From mboxrd@z Thu Jan  1 00:00:00 1970
From: Jack Steiner <steiner@sgi.com>
Date: Wed, 02 Feb 2005 23:33:20 +0000
Subject: Re: [rfc] generic allocator and mspec driver
Message-Id: <20050202233319.GA7925@sgi.com>
List-Id: <linux-ia64.vger.kernel.org>
References: <16897.9640.160896.31584@jaguar.mkp.net>
In-Reply-To: <16897.9640.160896.31584@jaguar.mkp.net>
MIME-Version: 1.0
Content-Type: text/plain; charset="us-ascii"
Content-Transfer-Encoding: 7bit
To: linux-ia64@vger.kernel.org

On Wed, Feb 02, 2005 at 02:10:32PM -0500, Jes Sorensen wrote:

General comment: 

1) I may be paranoid, but I'm nervous about using memory visible to 
  the VM system for fetchops. If ANYTHING in the kernel makes a 
  reference to the memory and causes a TLB dropin to occur,
  then we are exposed to data corruption. If memory being used for
  fetchops is loaded into the cache, either directly or by speculation, 
  then data corruption of the uncached fetchop memory can occur.
  
  Am I being overly paranoid? How can we be certain that nothing will
  ever reference the fetchop memory alocated from the general VM
  pool. lcrash, for example.
  
2) Is there a limit on the number of mspec pages that can be allocated?
  Is there a shaker that will cause unused mspec granules to be freed?
  What prevents a malicious/stupid/buggy user from filling the system with 
  mspec pages?

3) Is an "mspec" address a physical address or an uncached virtual address?
  Some places in the code appear inconsistent. For example:

	mspec_free_page(TO_PHYS(maddr))
		vs.
	maddr;          /* phys addr of start of mspecs. */
 

A few code specific issues:

...
+                       printk(KERN_WARNING "smp_call_function failed for "
+                              "mspec_ipi_visibility! (%i)\n", status);
+       }
+
+       sn_flush_all_caches((unsigned long)tmp, IA64_GRANULE_SIZE);

Don't the TLBs need to be flushed before you flush caches. Otherwise,
the cpu may reload data via speculation.

I dont see any TLB flushing of the kernel TLB entries that map the
chunks. That needs to be done.
...

+       /*
+        * The kernel requires a page structure to be returned upon
+        * success, but there are no page structures for low granule pages.
+        * remap_page_range() creates the pte for us and we return a
+        * bogus page back to the kernel fault handler to keep it happy
+        * (the page is freed immediately there).
+        */

Ugly hack. Isn't there a better way? (I know this isn't your code & you
probably don't like this either.

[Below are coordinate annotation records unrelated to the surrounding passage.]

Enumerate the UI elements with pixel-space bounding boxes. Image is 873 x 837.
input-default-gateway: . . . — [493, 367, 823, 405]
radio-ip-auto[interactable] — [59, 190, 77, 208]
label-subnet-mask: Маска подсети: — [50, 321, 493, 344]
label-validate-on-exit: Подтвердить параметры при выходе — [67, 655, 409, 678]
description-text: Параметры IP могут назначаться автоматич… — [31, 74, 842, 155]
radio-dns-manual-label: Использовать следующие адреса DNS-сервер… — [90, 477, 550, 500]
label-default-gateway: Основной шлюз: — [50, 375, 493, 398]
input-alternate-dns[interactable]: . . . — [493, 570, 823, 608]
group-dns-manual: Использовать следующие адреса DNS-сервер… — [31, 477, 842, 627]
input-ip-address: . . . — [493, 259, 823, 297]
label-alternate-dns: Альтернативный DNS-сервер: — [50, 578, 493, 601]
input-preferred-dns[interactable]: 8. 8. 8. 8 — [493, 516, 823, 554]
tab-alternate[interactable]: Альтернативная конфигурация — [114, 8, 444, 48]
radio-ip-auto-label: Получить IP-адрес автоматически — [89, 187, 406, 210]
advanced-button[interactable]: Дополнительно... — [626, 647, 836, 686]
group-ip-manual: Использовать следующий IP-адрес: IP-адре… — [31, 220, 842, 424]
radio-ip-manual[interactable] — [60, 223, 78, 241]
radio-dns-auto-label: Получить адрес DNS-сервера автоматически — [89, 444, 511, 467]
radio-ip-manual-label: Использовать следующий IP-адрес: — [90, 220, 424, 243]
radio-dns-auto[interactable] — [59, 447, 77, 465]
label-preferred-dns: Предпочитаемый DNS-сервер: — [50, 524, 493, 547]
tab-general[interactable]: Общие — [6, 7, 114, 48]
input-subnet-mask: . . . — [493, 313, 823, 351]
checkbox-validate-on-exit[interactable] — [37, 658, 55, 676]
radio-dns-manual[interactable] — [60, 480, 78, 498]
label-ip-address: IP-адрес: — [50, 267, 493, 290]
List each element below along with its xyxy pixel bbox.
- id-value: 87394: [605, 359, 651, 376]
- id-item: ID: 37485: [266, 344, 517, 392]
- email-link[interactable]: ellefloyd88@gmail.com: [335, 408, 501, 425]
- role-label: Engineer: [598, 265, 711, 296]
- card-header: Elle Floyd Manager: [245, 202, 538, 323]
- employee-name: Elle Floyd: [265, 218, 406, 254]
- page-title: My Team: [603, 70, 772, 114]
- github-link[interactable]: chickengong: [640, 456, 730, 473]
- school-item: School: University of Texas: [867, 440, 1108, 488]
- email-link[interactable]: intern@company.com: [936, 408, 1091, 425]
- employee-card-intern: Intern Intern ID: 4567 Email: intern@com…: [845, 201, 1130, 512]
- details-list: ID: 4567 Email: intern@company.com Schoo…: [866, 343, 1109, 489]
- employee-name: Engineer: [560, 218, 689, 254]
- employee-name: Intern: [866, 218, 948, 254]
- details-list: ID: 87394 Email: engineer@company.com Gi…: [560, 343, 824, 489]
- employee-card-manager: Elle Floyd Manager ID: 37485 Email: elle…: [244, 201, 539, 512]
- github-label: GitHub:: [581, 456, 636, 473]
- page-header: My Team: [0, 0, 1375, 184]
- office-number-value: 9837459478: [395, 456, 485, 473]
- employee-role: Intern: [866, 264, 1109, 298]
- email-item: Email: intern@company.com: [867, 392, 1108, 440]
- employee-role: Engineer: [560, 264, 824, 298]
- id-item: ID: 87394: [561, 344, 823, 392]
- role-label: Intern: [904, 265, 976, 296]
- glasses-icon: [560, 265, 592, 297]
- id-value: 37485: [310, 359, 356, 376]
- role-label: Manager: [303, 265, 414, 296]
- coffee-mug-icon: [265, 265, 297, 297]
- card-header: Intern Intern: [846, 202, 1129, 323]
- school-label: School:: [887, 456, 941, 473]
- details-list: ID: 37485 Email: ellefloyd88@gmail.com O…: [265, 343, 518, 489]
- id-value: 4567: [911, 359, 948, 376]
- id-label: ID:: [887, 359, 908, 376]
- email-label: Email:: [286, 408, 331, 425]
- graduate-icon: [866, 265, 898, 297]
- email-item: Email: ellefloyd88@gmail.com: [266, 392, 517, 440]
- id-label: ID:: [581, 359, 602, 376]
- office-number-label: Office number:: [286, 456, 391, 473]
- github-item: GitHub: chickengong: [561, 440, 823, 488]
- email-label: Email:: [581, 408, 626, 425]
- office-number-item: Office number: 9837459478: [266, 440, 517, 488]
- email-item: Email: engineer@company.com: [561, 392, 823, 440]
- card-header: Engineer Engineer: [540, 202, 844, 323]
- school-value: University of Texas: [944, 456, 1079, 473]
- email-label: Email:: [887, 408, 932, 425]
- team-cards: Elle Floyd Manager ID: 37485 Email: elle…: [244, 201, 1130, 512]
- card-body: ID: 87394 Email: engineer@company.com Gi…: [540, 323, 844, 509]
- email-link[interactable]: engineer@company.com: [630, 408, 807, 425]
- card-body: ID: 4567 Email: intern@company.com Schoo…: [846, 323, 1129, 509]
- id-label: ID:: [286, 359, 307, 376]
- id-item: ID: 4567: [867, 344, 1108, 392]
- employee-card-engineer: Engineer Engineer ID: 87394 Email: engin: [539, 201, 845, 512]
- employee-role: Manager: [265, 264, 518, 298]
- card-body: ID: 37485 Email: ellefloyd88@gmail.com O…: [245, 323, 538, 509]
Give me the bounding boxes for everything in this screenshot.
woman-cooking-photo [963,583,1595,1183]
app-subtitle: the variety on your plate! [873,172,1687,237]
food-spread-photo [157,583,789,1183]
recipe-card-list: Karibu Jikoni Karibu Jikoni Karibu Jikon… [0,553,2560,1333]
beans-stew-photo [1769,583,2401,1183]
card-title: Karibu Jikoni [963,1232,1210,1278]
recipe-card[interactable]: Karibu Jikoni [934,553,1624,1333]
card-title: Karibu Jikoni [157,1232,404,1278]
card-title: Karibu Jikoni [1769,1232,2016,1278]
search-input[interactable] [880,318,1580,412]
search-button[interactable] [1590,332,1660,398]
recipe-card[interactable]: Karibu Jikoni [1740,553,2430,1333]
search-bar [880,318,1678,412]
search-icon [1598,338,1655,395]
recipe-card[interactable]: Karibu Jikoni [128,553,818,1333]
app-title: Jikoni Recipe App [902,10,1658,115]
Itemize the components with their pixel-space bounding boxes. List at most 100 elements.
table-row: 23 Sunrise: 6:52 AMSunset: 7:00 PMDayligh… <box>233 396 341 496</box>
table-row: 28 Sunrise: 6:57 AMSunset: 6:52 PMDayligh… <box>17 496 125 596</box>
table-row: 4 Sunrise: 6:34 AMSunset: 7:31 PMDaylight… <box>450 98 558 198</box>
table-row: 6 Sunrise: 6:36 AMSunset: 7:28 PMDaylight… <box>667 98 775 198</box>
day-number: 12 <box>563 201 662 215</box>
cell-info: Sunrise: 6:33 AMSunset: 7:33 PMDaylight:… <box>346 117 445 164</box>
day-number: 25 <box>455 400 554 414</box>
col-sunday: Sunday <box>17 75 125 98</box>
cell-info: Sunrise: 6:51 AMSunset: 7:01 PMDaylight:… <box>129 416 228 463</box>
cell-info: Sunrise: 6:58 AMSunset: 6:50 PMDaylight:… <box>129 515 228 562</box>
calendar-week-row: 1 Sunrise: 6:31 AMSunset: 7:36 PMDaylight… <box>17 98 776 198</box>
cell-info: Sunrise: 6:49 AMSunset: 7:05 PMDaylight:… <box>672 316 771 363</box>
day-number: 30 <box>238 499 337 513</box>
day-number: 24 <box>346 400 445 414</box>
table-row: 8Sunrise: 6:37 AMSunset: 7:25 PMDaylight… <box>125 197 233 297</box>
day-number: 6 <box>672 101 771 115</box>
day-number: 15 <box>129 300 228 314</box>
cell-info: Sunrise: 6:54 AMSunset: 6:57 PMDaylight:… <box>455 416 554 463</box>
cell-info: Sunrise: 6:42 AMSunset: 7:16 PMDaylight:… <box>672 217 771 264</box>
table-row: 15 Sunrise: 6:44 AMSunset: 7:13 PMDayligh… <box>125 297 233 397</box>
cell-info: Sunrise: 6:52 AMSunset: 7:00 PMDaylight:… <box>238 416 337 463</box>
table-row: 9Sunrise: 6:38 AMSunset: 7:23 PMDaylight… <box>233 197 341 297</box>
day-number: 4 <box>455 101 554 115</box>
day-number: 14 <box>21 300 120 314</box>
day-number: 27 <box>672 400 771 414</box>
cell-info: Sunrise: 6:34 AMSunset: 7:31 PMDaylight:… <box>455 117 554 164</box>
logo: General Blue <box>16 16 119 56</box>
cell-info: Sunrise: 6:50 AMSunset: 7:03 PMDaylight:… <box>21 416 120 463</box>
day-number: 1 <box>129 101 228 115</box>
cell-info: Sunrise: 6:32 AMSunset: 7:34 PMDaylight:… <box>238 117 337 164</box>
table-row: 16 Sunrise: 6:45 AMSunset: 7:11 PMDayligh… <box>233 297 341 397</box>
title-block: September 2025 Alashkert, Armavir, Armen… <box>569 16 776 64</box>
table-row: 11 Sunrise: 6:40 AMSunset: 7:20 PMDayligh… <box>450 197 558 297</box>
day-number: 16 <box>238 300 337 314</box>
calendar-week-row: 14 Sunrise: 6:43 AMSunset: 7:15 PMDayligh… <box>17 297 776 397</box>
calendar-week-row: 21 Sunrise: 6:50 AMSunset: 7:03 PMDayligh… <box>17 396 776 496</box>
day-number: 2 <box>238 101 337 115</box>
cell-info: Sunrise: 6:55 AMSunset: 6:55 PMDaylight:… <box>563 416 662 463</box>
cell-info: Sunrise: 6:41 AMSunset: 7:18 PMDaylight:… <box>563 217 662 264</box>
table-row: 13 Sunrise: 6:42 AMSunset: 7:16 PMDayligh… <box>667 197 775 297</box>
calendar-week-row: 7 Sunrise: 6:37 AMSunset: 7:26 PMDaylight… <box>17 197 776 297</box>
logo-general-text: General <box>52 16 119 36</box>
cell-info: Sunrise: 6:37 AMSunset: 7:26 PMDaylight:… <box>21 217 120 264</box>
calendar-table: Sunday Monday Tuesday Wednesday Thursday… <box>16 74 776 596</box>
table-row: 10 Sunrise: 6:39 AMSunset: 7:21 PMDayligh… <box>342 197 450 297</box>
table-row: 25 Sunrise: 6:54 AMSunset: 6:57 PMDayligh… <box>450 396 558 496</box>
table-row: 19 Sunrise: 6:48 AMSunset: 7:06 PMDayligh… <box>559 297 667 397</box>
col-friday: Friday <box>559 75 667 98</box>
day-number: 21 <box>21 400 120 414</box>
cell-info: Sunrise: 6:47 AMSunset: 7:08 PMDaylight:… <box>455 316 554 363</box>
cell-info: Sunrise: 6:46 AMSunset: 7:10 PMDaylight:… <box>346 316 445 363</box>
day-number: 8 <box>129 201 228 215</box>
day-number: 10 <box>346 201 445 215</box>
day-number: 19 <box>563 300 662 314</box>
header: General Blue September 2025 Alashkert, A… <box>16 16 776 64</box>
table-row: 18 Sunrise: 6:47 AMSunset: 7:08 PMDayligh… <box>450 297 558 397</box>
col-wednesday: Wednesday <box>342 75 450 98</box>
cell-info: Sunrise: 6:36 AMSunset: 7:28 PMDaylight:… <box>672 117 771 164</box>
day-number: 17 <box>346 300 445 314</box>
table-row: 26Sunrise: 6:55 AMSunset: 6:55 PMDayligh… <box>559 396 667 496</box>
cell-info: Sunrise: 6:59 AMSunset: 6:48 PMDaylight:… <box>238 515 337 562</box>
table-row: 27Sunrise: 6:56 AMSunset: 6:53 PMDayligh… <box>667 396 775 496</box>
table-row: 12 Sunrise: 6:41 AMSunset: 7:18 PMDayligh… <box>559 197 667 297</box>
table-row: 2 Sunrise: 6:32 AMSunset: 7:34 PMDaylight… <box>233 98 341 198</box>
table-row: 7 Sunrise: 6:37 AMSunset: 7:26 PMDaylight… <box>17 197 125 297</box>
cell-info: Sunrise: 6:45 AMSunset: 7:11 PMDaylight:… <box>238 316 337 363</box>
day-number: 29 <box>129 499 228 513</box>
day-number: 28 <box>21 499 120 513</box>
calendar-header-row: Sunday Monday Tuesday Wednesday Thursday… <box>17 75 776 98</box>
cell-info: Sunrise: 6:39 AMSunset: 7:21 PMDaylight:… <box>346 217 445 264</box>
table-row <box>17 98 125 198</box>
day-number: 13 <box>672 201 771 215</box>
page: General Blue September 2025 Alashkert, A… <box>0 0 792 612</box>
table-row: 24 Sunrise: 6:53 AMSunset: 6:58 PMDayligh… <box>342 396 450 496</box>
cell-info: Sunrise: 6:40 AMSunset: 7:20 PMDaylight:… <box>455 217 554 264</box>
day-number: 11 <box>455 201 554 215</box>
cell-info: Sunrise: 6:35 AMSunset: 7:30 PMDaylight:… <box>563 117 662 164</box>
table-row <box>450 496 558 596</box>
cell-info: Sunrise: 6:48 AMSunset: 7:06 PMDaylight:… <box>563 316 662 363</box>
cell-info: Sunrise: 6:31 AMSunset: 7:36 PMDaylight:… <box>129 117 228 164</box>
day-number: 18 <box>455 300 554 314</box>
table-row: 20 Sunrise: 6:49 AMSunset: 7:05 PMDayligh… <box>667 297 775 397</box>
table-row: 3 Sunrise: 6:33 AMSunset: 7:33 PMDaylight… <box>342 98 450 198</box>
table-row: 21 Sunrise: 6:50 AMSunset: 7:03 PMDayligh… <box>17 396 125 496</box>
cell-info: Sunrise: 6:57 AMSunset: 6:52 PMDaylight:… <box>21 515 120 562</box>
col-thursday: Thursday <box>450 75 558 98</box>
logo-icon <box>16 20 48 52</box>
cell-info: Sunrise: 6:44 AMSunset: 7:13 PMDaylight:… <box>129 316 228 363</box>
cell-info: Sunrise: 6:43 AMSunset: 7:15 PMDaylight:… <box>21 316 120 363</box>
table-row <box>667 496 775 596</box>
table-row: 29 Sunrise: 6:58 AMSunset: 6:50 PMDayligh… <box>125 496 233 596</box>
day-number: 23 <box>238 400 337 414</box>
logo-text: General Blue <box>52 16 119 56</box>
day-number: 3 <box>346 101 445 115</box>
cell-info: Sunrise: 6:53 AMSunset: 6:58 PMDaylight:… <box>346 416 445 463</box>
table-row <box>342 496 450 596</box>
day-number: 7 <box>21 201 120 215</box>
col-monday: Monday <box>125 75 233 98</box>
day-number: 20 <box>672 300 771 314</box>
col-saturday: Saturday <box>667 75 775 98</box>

I had hoped for a cleaner solution in
2.6....)


...

+                               /*
+                                * Use the bte to ensure cache lines
+                                * are actually pulled from the
+                                * processor back to the md.
+                                */
+

This doesn't need to be done if the memory was being used for fetchops or
uncached memory.


+               s <<= 1;
+       }
+       a = (unsigned long) h[j].next;

It appears that you are keeping a linked list of free memory WITHIN the 
mspec memory itself. If I'm reading this correctly, all the addresses are uncached
virtual addresses so that should be ok. However, it might be good to add 
debugging code to make sure that you never cause a cachable reference to be made to any
of the fetchop memory. The resulting data corruption problems are almost 
impossible to debug.


-- 
Thanks

Jack Steiner (steiner@sgi.com)          651-683-5302
Principal Engineer                      SGI - Silicon Graphics, Inc.